Outside the gymnasium, nearby pastures were a lush green from rain showers the past couple of weeks and, to the east, rain clouds obscured the nearby Mission Mountains. But inside the gym, during the first fire-control lecture, Jim Clairmont, the chief instructor, told the rookies not to fret about the moisture.
Fire technicians had been stomping around the Mission Mountains, Clairmont said, and found that the moisture content of the big trees up there was only about a third of normal. Recent rain, he said, was doing little more than growing brush that, later in the summer, would probably be kindling for those trees.
"We are looking at a real severe fire season again," he said -- a statement that many of the rookies seemed comforted to hear.
A highly specific strain of fire Schadenfreude -- hoping for the worst in some distant forest because it is best for one's immediate family and friends -- is endemic on this and many other reservations.
Asked about it here, many veteran firefighters shrugged and said they mean no harm; they simply want to make a living.
There is, however, a rare and recent example of this feeling running amok.
Leonard Gregg, 31, a firefighter with the White Mountain Apache Tribe in Arizona, was sentenced to 10 years in prison in March for starting a forest fire in the summer of 2002.
In high winds and severe drought conditions, that fire spread over 600 acres on the Fort Apache Reservation. Gregg, who was among the first firefighters called to help put it out, admitted that he set the fire so he could make money. He said he did not expect it to get out of control.
The money that most Indian firefighters make from fighting fires comes in the form of wages. They work as front-line crews, backup staff or supervisors.
In recent years, however, the walloping magnitude of fire disaster in the West has created a new and rapidly growing category of Indian firefighter -- men like Francis Cahoon, savvy entrepreneurs with front yards crowded with specially modified four-wheel-drive rigs.

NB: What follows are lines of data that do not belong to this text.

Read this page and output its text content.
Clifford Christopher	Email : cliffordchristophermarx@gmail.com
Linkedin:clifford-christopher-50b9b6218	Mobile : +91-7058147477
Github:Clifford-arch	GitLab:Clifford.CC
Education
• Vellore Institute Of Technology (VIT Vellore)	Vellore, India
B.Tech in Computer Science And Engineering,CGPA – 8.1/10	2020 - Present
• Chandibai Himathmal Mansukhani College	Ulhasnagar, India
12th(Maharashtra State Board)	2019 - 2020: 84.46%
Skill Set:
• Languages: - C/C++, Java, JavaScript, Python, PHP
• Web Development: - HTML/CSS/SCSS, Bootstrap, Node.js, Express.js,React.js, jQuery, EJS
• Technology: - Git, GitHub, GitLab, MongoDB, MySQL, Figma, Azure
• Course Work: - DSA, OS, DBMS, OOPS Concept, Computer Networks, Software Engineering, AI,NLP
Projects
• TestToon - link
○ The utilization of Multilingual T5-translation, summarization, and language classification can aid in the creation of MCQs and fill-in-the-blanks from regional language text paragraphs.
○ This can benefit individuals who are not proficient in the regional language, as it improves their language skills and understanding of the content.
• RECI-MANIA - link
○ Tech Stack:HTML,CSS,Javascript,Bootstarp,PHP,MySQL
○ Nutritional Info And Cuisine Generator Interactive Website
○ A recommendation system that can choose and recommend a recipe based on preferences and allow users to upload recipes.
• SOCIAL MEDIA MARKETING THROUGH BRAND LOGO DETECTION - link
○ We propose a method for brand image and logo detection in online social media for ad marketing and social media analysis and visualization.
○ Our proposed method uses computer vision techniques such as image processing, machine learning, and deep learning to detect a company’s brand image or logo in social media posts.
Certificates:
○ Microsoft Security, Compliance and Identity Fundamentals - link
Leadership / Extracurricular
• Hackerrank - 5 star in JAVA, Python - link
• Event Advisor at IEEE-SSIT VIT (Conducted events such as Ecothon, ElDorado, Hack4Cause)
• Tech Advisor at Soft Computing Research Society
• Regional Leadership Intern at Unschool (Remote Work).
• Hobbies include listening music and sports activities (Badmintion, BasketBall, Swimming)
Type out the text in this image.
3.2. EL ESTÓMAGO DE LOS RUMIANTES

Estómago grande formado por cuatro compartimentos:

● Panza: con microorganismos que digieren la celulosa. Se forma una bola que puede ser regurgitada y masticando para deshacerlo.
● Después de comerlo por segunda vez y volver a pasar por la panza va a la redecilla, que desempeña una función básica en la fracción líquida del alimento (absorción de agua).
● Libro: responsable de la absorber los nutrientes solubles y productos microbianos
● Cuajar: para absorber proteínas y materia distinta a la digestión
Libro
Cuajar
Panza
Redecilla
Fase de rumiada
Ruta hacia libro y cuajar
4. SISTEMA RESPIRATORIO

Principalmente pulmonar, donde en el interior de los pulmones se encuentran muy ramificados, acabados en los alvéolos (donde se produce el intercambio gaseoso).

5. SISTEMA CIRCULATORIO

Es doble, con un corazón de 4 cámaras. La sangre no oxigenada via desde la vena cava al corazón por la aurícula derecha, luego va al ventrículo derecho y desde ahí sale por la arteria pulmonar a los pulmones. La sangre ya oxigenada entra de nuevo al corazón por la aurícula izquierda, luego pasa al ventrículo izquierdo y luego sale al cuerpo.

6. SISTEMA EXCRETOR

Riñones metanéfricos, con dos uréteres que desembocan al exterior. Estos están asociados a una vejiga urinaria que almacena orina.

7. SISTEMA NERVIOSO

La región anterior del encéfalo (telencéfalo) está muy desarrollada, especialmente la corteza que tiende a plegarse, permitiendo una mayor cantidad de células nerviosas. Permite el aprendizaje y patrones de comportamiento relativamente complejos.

States such as Montana do not own enough rugged equipment to keep up in severe fire years. So they hire certified independent operators, often giving preference to Indians. And they pay handsomely, because the need is urgent, the risks are high and skilled manpower is dangerously scarce in the vastness of the West's fire zone.
Last year, Montana's bill for just three-months of firefighting came to $73 million, of which $20 million was paid to rent wildfire engines and other equipment, according to a recent series in Montana's Lee Enterprises newspapers.
"That's where the money is," said Cahoon, 49, who jumped out of logging three years ago and into the firetruck game. He has not looked back since.
He has sent his three sons, Francis Jr., 26, Daniel, 21, and Brian, 19, to courses that certified them as qualified engine operators. That keeps him from having to hire outside drivers (who usually demand $500 a day) and keeps all the earnings in the family.
Parked around the family's soaring new log home on the reservation are three new four-wheel-drive pickups, all outfitted with pumps, hoses and water tanks.
Cahoon said he and his boys would be ready to roll in less than half an hour if needed.
"I want to be first on the fire and last to leave," he said as he handed a reporter several recent letters from forest-fire crew bosses, all attesting to the eagerness and professionalism of Cahoon and sons.
Cahoon, of course, is not the only Indian to have figured out where the fast fire money is.
Ten years ago, there were three privately owned wildfire engines in the Flathead Valley, now there are 30, said Tony Harwood, fire management officer for the tribe's Fire Control Center.
Across the reservation, more pumper trucks are being welded together every month. Harwood calls it one of the biggest small-business booms in the reservation's history.
When the fire season returns to normal -- which would largely eliminate state demand for high-priced Indian fire engines -- Harwood said he expects that a number of people will go broke. That, though, seems unlikely this summer.
After the West is finished burning this fall, Cahoon said, he plans to buy himself a new Corvette.